Изменить размер шрифта - +
Я не мог поверить, что к этому великану, человеку невероятному, почти эпическому, смерть могла иметь хоть какое-то отношение.

Я не успел попрощаться с Ионой. Когда я пришел, он уже не был жив. При мне ему закрыли глаза. При мне в его пальцы вставили свечу и зажгли ее. Свеча была единственным, что освещало мрак его кельи. На стены она отбрасывала пляшущие тени: на одной — разведенных Иониных ступней, на другой — лица с непомерно большим носом. Иона не был жив, но словно бы и не мертв еще. Или мертв — но в самой незначительной степени. Наклонившись над ним, я прижался лбом к его скрещенным и таким еще теплым рукам. Я ужаснулся тому, что это тепло неумолимо уходит и его уже никак не удержать. От восковой свечи пахло медом. Чего не успел он сказать мне на прощанье? Мне кажется, я это знал. Разве все наше общение с ним не было одним долгим прощанием? Я знал также, что он сказал в последнюю свою минуту. Совершенно точно знал: «В руце Твои, Господи, предаю дух мой». Так говорят, умирая, в житиях святые, так должен был сказать и Иона. Лежа лбом на Иониных руках, я представлял себе руки Господа — такие же, вероятно, большие, теплые, натруженные — принимающие умиротворенный дух Ионы. «Прости меня», — прошептал я Ионе. Прощание и прощение в русском языке звучат почти одинаково. Прости, брат мой, Иона.

На пороге Иониной кельи меня встретил отец настоятель с большим свертком. Свободной рукой он обнял меня, и я почувствовал, что его щека мокра от слез.

— Это его тетради. Просил отдать их тебе.

Домой возвращались с Никодимом. Шли молча. Проходя мимо мастерской, увидели в ней свет. Брат Феодосий и брат Константин мастерили усопшему гроб.

 

1 марта, половина одиннадцатого вечера.

Сменяя друг друга, копали на монастырском кладбище могилу. Мерзлую землю приходилось колоть ломом, но и это помогало мало. Василий Иванович привел в подкрепление Смита. Мне показалось, что количество его синяков увеличилось. А может, это я вчера не все разглядел. Как бы то ни было, после ночи в охотничьем домике Смит присмирел и уже ничего не говорил, даже по-английски. Впрочем, язык Шекспира в этот день все-таки звучал. Вдохновленный ночной беседой, Василий Иванович говорил с утра преимущественно по-английски.
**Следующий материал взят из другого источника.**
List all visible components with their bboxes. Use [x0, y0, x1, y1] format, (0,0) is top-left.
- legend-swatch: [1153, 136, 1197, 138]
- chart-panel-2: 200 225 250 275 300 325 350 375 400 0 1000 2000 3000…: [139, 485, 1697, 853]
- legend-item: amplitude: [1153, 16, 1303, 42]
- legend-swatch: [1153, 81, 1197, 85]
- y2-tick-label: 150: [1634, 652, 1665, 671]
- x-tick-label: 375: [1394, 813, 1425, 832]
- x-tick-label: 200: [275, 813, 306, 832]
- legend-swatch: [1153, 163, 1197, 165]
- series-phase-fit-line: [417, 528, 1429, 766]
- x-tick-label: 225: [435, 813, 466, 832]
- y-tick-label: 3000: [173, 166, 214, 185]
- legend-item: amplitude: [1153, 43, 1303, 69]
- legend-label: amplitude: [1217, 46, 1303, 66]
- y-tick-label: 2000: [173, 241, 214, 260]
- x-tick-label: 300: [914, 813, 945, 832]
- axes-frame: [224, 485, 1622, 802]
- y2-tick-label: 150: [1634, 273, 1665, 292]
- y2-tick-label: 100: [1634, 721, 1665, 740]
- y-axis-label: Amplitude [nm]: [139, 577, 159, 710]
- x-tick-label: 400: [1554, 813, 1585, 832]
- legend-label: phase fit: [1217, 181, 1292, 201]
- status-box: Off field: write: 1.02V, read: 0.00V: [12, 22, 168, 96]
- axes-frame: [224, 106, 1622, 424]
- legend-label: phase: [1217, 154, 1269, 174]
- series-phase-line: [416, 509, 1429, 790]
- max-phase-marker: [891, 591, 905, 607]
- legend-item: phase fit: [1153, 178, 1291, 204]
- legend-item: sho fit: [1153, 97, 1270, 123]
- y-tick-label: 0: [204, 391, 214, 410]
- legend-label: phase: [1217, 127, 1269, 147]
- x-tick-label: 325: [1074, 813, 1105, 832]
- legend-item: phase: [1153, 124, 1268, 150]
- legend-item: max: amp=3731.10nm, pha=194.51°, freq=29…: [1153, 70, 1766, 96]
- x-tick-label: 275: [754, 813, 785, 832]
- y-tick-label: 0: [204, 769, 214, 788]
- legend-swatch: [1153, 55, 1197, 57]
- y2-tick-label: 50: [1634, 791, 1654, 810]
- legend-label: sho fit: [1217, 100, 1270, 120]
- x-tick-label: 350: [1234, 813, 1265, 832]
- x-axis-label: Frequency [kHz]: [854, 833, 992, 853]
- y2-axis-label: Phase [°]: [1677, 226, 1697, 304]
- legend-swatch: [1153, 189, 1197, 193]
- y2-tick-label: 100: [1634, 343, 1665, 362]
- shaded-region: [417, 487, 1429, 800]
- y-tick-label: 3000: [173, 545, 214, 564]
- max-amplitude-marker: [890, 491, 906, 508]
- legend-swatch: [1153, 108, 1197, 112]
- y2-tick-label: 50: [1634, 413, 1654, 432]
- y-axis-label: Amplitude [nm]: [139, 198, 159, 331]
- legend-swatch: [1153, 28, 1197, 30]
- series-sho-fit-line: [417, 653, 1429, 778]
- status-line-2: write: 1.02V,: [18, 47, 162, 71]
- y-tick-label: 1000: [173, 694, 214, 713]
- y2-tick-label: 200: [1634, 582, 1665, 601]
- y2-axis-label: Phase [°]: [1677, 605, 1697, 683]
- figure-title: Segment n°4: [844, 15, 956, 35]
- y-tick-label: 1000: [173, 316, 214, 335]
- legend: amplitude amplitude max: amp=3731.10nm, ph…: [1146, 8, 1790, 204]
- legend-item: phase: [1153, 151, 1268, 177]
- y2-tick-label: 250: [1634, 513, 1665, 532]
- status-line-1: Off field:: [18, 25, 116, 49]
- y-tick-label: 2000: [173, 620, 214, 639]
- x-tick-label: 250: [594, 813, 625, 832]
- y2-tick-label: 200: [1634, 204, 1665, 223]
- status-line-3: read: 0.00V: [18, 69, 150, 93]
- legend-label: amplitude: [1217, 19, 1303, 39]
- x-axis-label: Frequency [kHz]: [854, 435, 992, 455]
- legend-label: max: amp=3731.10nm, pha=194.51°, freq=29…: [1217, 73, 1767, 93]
В коротких, подчас назывных предложениях, он призывал американца к усердию, попутно высказываясь по нравственным, политическим и даже историко-культурным вопросам. Произношение его за ночь не улучшилось. Если к Смиту и применялись пытки, то эта была, несомненно, главной.

Часов около четырех в небе раздался гул мотора, и над монастырем показался вертолет. Копавший могилу Смит распрямился и посмотрел на сумеречное небо. Какой освободитель, по его мнению, должен был выпрыгнуть из этой машины?

— В башке ничего, кроме Голливуда, — сплюнул Василий Иванович.

В его взгляде на Смита я увидел искру сочувствия.

— Донт ворри: ауэр дженерал.

Сделав несколько кругов и как бы присматриваясь, вертолет приземлился на лед озера. Там его уже ждал Николай Петрович. Минут через пятнадцать генерал и его пилот в сопровождении Николая Петровича прибыли на кладбище.

Мои предположения относительно внешности русского генерала (как в свое время и насчет внешности князя) оказались в корне неверными. Лет ему на вид было сорок пять — сорок восемь. Ни усов, ни сабли, ни просто даже формы у генерала не оказалось. Он прилетел в длинном черном пальто из кашемира с повязанным поверх воротника шарфом. Генерал был красавцем и денди. Перед тем как подать всем нам руку, он медленно, палец за пальцем, стаскивал с нее перчатку.

— Hi, my poor friend, — сказал он Смиту.

На вопрос генерала, где можно было бы поговорить, отец настоятель предложил следовать за ним. В сопровождении Смита, генерала с его людьми и меня он прошел к главному корпусу и молча распахнул дверь своего кабинета.